Hallucination Detection Factuality
AGSER detects hallucinations by comparing the consistency of answers generated from 'attentive' query tokens (high attention contribution) versus 'non-attentive' tokens (low attention contribution) without requiring annotated training data.
Core Problem
Existing hallucination detection methods often rely on expensive multiple answer resampling or annotated datasets for training classifiers, making them computationally heavy or hard to generalize.
Why it matters:
  • Hallucinations make LLMs untrustworthy for critical applications like medical, financial, or legal advice
  • Current consistency-based methods (like SelfCheckGPT) increase computational cost heavily by running the LLM many times (e.g., 5-20 samples)
  • Supervised methods require specific labeled data which may not transfer across different LLMs or domains
Concrete Example: When an LLM answers a question about a book, it might confidently hallucinate the author.
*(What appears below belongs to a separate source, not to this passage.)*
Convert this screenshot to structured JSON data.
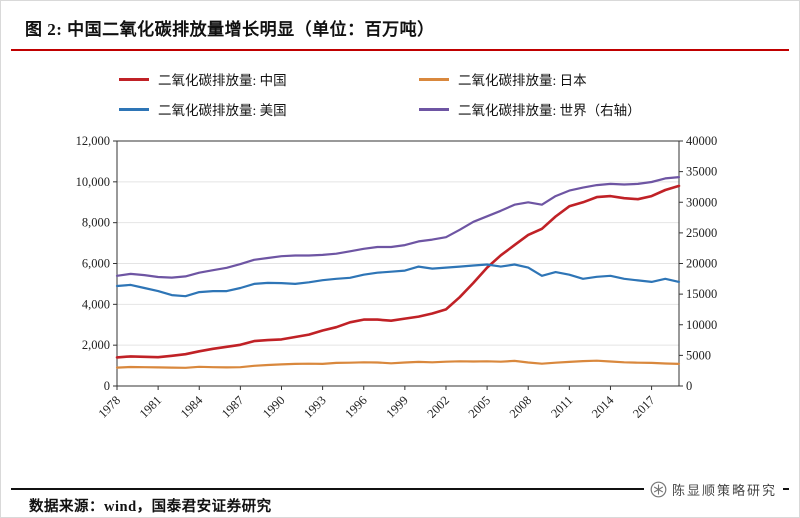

Standard methods would re-ask the full question 5 times to check consistency. AGSER instead extracts the key words the model attended to (attentive query) and the ignored words (non-attentive query) and checks if the model stays consistent on the important parts vs. the unimportant parts.
Key Novelty
Attention-Guided SElf-Reflection (AGSER)
  • Splits the input query into two sub-queries based on internal attention weights: an 'attentive query' (tokens the model focused on) and a 'non-attentive query' (tokens the model ignored)
  • Leverages the intuition that for factual answers, the 'attentive' part should yield the same answer as the original, while the 'non-attentive' part should produce random/different answers
  • Uses the difference between the consistency of the attentive response and the non-attentive response as a scalar score to estimate hallucination
Evaluation Highlights
  • Outperforms SelfCheckGPT by +16.1% AUC on average using Llama2-7b across three datasets
  • Surpasses InterrogateLLM (previous SOTA) by +6.7% AUC on average using Qwen2.5-14b
  • Reduces computational overhead significantly: requires only 3 LLM passes compared to 5 resampling passes used by baselines
Breakthrough Assessment
7/10
Strong improvements in zero-shot detection accuracy while reducing compute cost. The idea of using attention to split queries for self-consistency is a clever, intuitive heuristic that effectively probes internal model uncertainty.